Washington has issued an ultimatum: roll back the 34% retaliatory tariff on American goods by April 8, or face more sweeping economic penalties. Beijing has made it clear—it won’t back down, vowing to “fight until the end.”
This escalated standoff has jolted global markets, sending investors scrambling for assets not tied to sovereign policy—like Bitcoin.
Trade War Snapshot:
U.S. imports from China: $439B/year
New U.S. tariffs: Up to 104% on some goods
China responds: “We won’t surrender”
BTC Eyes $85,000 as Wedge Breakout Builds Momentum
Bitcoin appears to be responding in real time.
After briefly dipping to $74,400, BTC has roared back, gaining over 4.5% in a single day.

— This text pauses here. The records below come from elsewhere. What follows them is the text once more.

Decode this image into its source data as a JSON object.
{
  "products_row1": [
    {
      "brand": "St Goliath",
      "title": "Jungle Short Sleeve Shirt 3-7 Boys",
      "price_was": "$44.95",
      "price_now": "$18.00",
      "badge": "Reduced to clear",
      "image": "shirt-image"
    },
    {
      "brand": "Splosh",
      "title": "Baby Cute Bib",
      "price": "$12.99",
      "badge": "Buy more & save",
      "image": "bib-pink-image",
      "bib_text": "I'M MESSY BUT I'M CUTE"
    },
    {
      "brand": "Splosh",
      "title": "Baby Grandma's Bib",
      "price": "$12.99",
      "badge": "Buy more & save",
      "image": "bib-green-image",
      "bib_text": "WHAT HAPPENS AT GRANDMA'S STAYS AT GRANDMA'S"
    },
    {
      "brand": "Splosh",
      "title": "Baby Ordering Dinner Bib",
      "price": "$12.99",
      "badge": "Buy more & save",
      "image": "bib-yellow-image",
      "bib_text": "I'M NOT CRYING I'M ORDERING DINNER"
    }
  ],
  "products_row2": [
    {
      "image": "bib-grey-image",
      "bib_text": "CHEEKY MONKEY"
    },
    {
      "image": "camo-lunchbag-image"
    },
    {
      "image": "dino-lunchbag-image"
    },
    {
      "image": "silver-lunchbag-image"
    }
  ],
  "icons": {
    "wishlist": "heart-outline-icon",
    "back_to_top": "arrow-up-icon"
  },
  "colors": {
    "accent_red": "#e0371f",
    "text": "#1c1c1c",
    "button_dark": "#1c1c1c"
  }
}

Price action shows a clean breakout from a falling wedge pattern, and traders are watching $85,000 as the next critical resistance.

According to crypto strategist Rekt Capital, the $70K–$80K range may mark the bottom of this corrective phase. Technical indicators support the case: the Relative Strength Index (RSI) is climbing, and daily trading volume has spiked 85%, now sitting above $86 billion.
BTC Market Snapshot:
Current Price: $80,336
24h Volume: $86B+ (up 85%)
Next resistance: $85K
RSI: Climbing, signaling renewed bullish momentum
Bottom Line
Between escalating tariffs, potential currency devaluation, and rising market stress, Bitcoin is starting to shine again as a global hedge. If Hayes is right and capital begins flowing out of China in search of non-sovereign stores of value, BTC could be in for a major rally.
The $85,000 level is now in focus. But with global uncertainty rising, the real question might be: is this just the beginning?